As for gays in the military……..you have to be straight to shoot straight! Enough said.

Nikki M said...

MadMax - Perhaps you aren't the worldly person I thought you were if you really believe people's RELIGION is not at the center of arguments on morality.

The fact that you are willing to accept the persecution of others based upon something you yourself admit is an assumption and say that you have learned nothing to contradict this assumption in the past 45 YEARS is a testament to the sad state of your intellectual development.

You mention the Bible. Read a little closer and maybe you'll realize you don't get to ultimately judge someone for their sins - that's God's job. The law of this land is based on the Constitution of the United States (which affirms the seperation of church and state in case you forgot) and other conventions and amendments we sign into law. So until this ceases to be the case, the courts have ruled in appropriate fashion in regards to homosexuals receiving status as a particular social group.

MadMax said...

Wow Nikki, you certainly have challenged my cerebral development. Although I applaud the effort I in no agree with your insinuations with regards to my acceptance of the persecution of gays, or with your inept dissection of the Constitution.

Please allow me to restate what I have written. I do not believe that gay people represent a separate “social group”, and therefore should not be granted asylum on those basis. I however, do not want to see their persecution. I believe that what goes on behind closed doors between two consenting adults is between them and their maker. Hate the sin but love the sinner. I also feel that if they live in a country where this type of deviant behavior is not condoned they should not advertise their sexual preference. Here’s a few tips….don’t fly the rainbow flag in front of your house! No rainbow bumper stickers. Guys don’t wear pink or listen to Bette Midler. Girls don’ wear a mullet unless you’re from Canada. Capiche?

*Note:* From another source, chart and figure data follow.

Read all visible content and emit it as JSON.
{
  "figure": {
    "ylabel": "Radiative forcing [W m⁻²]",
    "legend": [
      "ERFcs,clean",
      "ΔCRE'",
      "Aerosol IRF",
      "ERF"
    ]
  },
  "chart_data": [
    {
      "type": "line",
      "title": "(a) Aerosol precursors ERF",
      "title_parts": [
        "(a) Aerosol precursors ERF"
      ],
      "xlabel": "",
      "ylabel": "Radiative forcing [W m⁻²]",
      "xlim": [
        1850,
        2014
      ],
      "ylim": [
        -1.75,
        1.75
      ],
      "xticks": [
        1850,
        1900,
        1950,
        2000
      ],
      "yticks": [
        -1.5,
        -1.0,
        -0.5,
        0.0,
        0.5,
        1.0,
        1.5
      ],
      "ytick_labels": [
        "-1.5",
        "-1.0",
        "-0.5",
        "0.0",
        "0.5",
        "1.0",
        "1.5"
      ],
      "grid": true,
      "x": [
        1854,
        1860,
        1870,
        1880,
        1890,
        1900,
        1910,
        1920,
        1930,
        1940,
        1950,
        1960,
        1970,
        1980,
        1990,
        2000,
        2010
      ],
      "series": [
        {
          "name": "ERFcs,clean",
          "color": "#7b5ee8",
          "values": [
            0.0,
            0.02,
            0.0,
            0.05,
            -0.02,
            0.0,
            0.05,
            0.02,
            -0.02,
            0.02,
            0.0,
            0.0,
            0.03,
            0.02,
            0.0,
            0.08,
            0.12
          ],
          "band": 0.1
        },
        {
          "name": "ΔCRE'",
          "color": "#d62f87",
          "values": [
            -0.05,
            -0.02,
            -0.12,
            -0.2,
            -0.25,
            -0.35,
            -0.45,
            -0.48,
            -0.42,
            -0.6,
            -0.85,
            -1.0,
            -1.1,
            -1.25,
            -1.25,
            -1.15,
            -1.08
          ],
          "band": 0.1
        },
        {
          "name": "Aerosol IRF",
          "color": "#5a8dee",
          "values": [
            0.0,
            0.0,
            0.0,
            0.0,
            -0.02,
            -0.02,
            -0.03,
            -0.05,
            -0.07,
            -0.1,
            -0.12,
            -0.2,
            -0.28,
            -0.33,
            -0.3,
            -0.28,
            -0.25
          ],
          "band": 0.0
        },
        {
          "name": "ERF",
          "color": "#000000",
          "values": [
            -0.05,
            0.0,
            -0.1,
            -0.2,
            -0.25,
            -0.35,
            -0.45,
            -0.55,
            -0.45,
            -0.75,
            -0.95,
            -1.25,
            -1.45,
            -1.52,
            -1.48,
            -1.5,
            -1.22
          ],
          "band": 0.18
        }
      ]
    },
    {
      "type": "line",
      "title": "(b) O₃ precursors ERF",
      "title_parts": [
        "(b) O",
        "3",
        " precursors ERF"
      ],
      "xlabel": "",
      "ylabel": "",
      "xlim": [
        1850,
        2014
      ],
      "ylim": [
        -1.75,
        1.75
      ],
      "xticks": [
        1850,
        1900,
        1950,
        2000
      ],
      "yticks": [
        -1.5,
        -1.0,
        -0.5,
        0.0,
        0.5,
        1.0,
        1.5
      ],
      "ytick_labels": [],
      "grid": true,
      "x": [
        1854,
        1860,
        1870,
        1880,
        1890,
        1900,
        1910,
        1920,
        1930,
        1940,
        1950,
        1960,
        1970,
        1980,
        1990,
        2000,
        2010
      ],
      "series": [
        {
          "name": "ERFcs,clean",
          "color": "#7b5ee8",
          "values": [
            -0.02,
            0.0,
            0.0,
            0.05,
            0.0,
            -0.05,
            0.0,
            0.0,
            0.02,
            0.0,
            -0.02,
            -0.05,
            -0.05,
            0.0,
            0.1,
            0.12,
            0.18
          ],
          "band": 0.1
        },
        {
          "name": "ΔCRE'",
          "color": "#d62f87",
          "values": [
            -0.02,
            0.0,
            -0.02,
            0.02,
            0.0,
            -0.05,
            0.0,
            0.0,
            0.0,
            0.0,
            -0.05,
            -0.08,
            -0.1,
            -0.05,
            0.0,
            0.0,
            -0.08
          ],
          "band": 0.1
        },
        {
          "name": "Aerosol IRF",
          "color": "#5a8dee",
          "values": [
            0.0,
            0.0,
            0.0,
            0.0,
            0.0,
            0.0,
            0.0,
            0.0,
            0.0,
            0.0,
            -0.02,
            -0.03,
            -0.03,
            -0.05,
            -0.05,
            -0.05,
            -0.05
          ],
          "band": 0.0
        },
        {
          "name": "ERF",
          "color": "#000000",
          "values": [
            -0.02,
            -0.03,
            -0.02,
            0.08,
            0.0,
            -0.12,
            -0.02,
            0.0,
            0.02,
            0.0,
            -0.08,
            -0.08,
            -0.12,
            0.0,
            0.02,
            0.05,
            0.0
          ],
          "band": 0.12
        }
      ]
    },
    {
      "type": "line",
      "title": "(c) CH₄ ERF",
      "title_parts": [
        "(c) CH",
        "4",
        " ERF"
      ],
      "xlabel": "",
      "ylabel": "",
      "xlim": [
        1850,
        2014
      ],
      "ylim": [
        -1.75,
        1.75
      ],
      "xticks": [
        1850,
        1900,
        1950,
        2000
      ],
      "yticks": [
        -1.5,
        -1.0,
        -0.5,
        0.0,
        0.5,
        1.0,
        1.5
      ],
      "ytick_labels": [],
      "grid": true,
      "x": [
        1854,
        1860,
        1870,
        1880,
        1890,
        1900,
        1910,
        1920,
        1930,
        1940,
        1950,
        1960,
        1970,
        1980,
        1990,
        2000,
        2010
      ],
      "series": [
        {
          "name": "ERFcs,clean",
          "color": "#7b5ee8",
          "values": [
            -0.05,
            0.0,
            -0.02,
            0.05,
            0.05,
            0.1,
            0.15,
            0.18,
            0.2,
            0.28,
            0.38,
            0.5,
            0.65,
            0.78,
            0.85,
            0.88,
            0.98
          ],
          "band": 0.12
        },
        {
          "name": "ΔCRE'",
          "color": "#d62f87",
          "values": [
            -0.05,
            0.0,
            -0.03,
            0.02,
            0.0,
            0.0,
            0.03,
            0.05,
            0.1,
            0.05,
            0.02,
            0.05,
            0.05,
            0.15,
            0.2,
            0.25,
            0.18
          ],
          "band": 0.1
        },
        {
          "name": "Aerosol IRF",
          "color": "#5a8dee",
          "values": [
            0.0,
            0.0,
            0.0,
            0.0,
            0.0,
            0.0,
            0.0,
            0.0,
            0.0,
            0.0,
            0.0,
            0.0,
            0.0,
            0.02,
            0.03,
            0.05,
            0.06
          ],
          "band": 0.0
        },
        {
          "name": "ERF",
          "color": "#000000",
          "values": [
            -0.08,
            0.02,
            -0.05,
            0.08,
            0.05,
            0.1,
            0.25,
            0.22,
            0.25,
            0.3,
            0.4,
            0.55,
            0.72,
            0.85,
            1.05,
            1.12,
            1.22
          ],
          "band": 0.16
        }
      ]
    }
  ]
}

Oh and by the way the phrase "separation of church and state" does not appear anywhere in the Constitution. Thomas Jefferson wrote that the first ammendment erected a “wall of seperation” between the church and the state (James Madison said it "drew a line," but it is Jefferson's term that sticks with us today). The phrase is commonly thought to mean that the government should not establish, support, or otherwise involve itself in any religion. Don’t believe me Nikki, check it out.